The Labour Party now has two months to decide the thrust of its approach under a leader who will be the first to have been chosen by an Irish party on a ballot of members.
Ruairí Quinn's unselfish decision to announce this week that he intends to quit in October allows the party to embark on a logical course and make the two changes at once - when the result of the postal ballot of all 3,600 members is known.
Ideally the winner - on the strength of his or her campaign - will be the author of Labour's new departure. And that, members hope, will not only reflect a sharper social democratic edge defining the party but the electorate's growing frustration at the failure of the Fianna Fáil-Progressive Democrat coalition to live up to either party's election promises.
Independent commentators, as well as Labour strategists, have admitted to being puzzled by the success of the coalition partners in May, especially when Fianna Fáil's poor campaign and refusal to debate are compared with Labour's well-prepared and scrupulously costed policy on health, generally agreed to have been the central issue in the election.
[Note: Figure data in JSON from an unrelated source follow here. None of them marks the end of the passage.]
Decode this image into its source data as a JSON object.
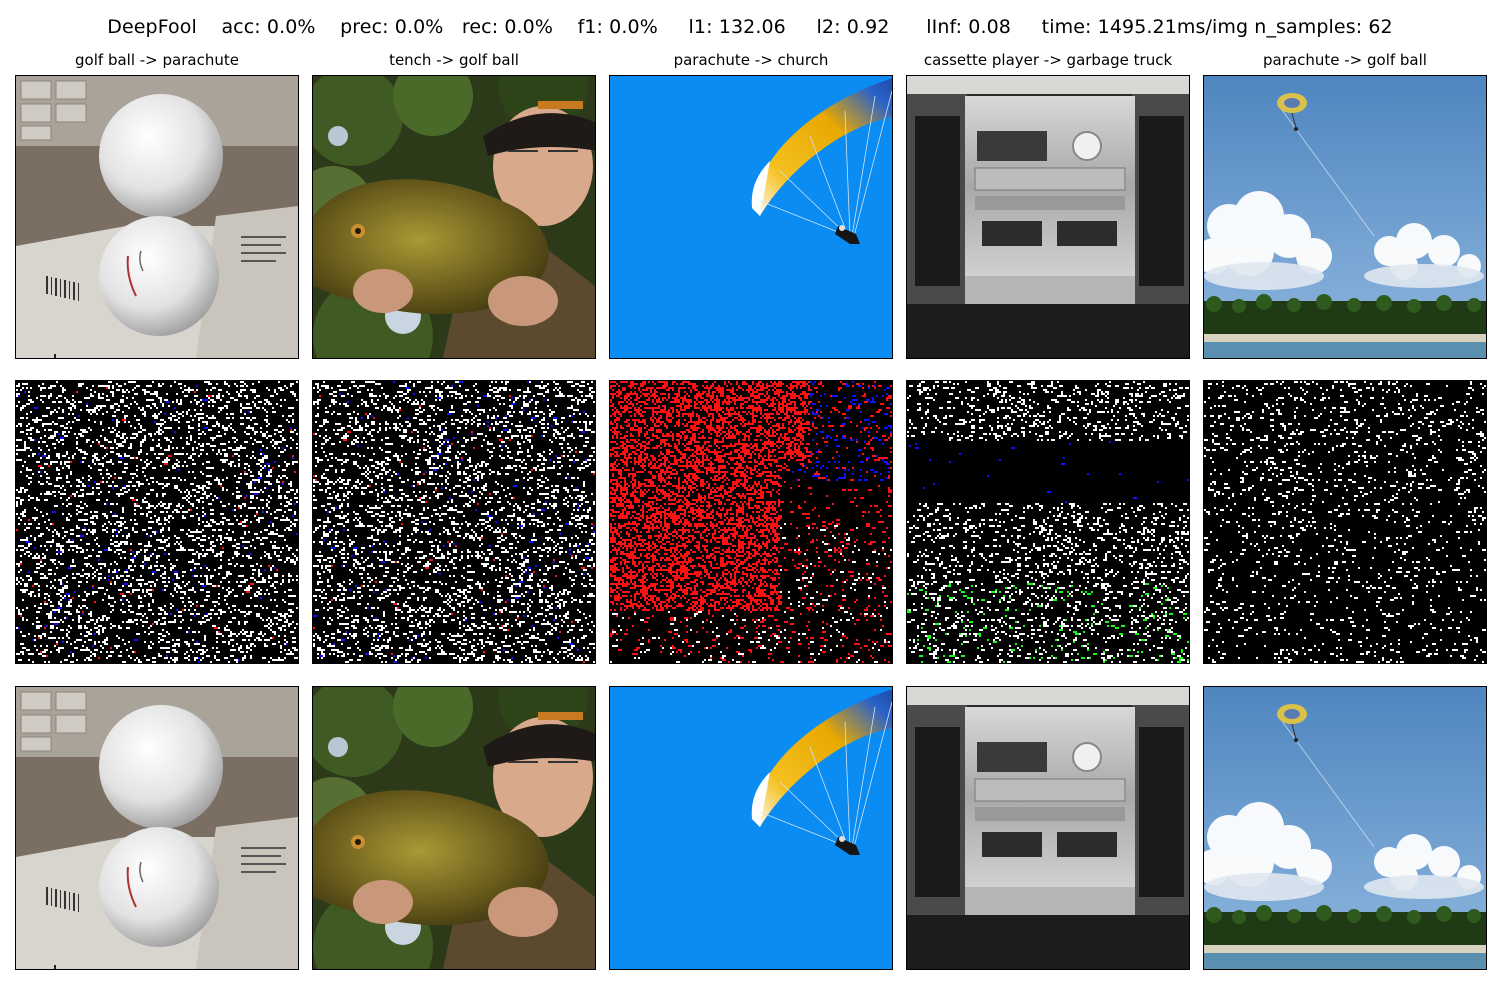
{
  "figure": {
    "suptitle": "DeepFool    acc: 0.0%    prec: 0.0%   rec: 0.0%    f1: 0.0%     l1: 132.06     l2: 0.92      lInf: 0.08     time: 1495.21ms/img n_samples: 62"
  },
  "columns": [
    {
      "title": "golf ball -> parachute",
      "scene": "golf-balls"
    },
    {
      "title": "tench -> golf ball",
      "scene": "fish-man"
    },
    {
      "title": "parachute -> church",
      "scene": "paraglider"
    },
    {
      "title": "cassette player -> garbage truck",
      "scene": "boombox"
    },
    {
      "title": "parachute -> golf ball",
      "scene": "parasail-beach"
    }
  ],
  "rows": [
    "original",
    "perturbation",
    "adversarial"
  ],
  "perturbation_colors": {
    "background": "#000000",
    "white": "#ffffff",
    "red": "#ff1010",
    "blue": "#1010ff",
    "green": "#10ff10"
  }
}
For Labour, there's also a stinging irony in the electorate's anger now given its willingness, during the campaign, to take Fianna Fáil's word for it that Labour was unreliable on cost and delivery.
Leaders, former leaders and would-be leaders are at a loss to say why Labour didn't fare as well as Quinn, among others, had expected.
Dick Spring said it should have made more of its points of difference with Fianna Fáil, Fine Gael and the Progressive Democrats. Quinn himself said Labour should have adopted a more popular approach - made more use of slogans was how he put it.
Many, like Róisín Shortall, believed the electorate still suspected that if Labour were given the chance it would join Fianna Fáil in government as it had done in 1992.
Some commentators who prefer to discuss the leadership of the party than its direction say there are too few likely contenders. I disagree. Labour has had some leaders, like Frank Cluskey, who were better than the party they led; others, like Dick Spring and Ruairí Quinn, are still highly regarded by the European social democrats among whom they served (as John Bruton acknowledged).
There are several potential leaders in the party now - Pat Rabbitte, Brendan Howlin, Eamon Gilmore, Michael D. Higgins, Liz McManus - all of them capable of arguing the case for social democratic advances.
The conservative parties would like to see Labour confined to what they regard as its traditional areas, so-called welfarist issues in spending departments where the big boys with tight fists and expensive cronies rule the roost and can keep an eye on them.
It's not like that any more. Quinn was an exemplary minister for finance - if only the wretched McCreevy had followed his example - and Spring's forensic examination of Haughey's affairs left the latter without a hiding place. And if everyone on the Government's side were as well informed about animal welfare as Mary Upton, Joe Walsh would have fewer worries. But it's easier to continue with the pretence that Labour is a tax-and-spend party than to respond to the evidence which shows the party's authority and the wide experience of its members.
Besides, anyone who attacks Michael D. Higgins's case for public service broadcasting in particular is bound to be applauded these days by the big battalions of the press - in the Murdoch and O'Reilly papers. These sensitive people are shocked to the core by RTÉ's power and influence.
But they are not alone, as the president of the National Union of Journalists, of which I'm a member, makes clear in the current issue of the Journalist, the union's magazine.
The president, John Barsby, uses RTÉ as an example of a broadcaster struggling with a government's hostility. "If there is any public service broadcaster that has suffered from the enmity of government it has to be Ireland's RTÉ," he writes.
Barsby's account of 500 job losses, competition from Sky, UTV and TV3, and disappointment at the Government's response to a request for a licence fee increase - €63 sought, €18 granted - was written before the moderately encouraging forum report.
But, as he points out, RTÉ is not the only station experiencing commercial pressure and political interference. The Italian Prime Minister, Silvio Berlusconi, who owns the country's biggest private TV networks, is trying to exercise control over RAI, the public service broadcaster. In Denmark a draft media law outlines plans to privatise the public network TV2. In Portugal the government wants to transform the public service network into a single channel. In Iceland the public service broadcaster is in danger because politicians don't want to increase the licence fee.
You may not have heard of the issue of high finance, international and public service broadcasters and the competing interests of local audiences and media billionaires until the FAI case cropped up. Now it's clear that it's as wide as the continent.
You're bound to have been listening to the codology - from Bertie Ahern, Micheál Martin and others - about health service cuts that aren't really cuts. You may not remember the fun we had in the 1980s when the taoiseach of the day, Garret FitzGerald, explained a reduction in the rate of growth as the decelerating rate of acceleration. Maybe, on reflection, Ahern had better not try to get his tongue around that one.